Please see today's interview with New York State Assembly Higher Education Chair Patricia Fahy.

Update 2 (3:27 pm)

Yesterday, the Albany Times-Union editorial board laid out a position very close to what I've been advocating for on this blog, via twitter, and through my work as Fredonia University Senate Chairperson and Immediate Past Vice President/Secretary of the SUNY University Faculty Senate.  I encourage everyone to read it!

Update 3 (6:00 pm)

Check out the #TurnOnTheTAP hashtag on x-twitter for a new initiative sponsored by the chairs of the Senate and Assembly Higher Education Committees, Toby Stavisky and Patricia Fahy.  Also check out the #NoCutsToCUNY #InvestinCUNY #CareNotCuts #FullyFundCUNY #NewDeal4CUNY and #APeoplesCUNY hashtags for ongoing efforts by Professional Staff Congress-CUNY leaders and members (such as by Distinguished Professor of Interdisciplinary Studies and History at John Jay College and The Graduate Center, CUNY Gerald Markovitz) to stave off cuts to the City University of New York.  All these efforts and more are aimed at raising the stakes on the eve of Governor Hochul's State of the State Address.

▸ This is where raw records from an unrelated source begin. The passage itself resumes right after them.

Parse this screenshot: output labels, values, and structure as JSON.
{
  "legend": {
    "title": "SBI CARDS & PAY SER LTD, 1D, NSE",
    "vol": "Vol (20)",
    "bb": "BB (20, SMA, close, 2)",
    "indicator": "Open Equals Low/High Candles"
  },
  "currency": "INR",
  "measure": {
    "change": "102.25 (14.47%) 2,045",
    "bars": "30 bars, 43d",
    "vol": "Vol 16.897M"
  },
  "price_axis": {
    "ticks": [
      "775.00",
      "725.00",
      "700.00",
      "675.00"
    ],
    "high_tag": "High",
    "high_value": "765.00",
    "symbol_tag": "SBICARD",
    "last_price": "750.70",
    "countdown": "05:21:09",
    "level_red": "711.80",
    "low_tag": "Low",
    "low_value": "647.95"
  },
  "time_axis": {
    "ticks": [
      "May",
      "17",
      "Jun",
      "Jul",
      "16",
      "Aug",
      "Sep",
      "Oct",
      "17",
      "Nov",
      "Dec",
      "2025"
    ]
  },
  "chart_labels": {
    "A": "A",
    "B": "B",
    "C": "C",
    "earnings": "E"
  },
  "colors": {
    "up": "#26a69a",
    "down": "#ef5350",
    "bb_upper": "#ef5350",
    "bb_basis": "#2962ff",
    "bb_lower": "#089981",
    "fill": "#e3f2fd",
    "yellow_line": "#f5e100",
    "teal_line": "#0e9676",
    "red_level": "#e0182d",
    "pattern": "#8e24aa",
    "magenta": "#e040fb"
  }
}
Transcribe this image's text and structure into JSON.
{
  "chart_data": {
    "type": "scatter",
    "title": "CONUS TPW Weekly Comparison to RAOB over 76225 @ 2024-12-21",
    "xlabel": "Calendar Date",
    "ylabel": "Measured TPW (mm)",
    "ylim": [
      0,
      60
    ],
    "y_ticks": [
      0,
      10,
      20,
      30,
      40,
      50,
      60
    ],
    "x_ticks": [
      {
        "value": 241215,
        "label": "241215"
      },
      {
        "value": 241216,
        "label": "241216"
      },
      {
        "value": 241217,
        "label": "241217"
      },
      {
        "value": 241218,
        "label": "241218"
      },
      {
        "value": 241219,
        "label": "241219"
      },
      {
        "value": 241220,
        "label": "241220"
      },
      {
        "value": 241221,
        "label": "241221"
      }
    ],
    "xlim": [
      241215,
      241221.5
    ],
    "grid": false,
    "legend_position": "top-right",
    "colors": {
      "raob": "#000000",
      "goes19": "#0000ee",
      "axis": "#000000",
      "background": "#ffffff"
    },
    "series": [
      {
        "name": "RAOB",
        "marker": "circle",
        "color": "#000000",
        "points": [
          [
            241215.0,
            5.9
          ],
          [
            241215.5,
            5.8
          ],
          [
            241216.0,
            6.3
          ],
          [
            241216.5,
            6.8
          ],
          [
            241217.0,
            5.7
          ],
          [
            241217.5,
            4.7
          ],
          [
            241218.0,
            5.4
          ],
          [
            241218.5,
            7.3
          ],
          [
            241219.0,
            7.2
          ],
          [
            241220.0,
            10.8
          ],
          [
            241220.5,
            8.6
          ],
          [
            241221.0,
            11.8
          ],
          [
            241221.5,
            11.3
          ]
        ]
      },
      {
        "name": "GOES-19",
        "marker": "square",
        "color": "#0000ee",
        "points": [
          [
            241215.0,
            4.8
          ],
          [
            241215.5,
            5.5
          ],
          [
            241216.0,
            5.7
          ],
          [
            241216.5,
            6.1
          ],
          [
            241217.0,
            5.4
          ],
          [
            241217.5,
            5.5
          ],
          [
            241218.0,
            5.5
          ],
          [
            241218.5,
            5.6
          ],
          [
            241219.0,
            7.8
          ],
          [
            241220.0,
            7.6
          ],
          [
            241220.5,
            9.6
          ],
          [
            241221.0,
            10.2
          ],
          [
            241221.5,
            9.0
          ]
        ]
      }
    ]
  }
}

The key thing to keep in mind is that increasing indirect state financial aid by itself won't necessarily help SUNY or CUNY, as students could simply choose private alternatives that are already investing heavily in tuition discounting.  That's why Assemblymember Fahy has been so careful to connect increasing direct state aid to modernizing the Tuition Assistance Program.  That's why the Fredonia University Senate and SUNY University Faculty Senate have been emphasizing the importance of funding and pricing SUNY and CUNY like the public goods they are.

Update 4 (10:54 pm)

Commentary by Blair Horner of NYPIRG also supports shifting the balance of public/private revenues for SUNY back in the direction of greater public investments.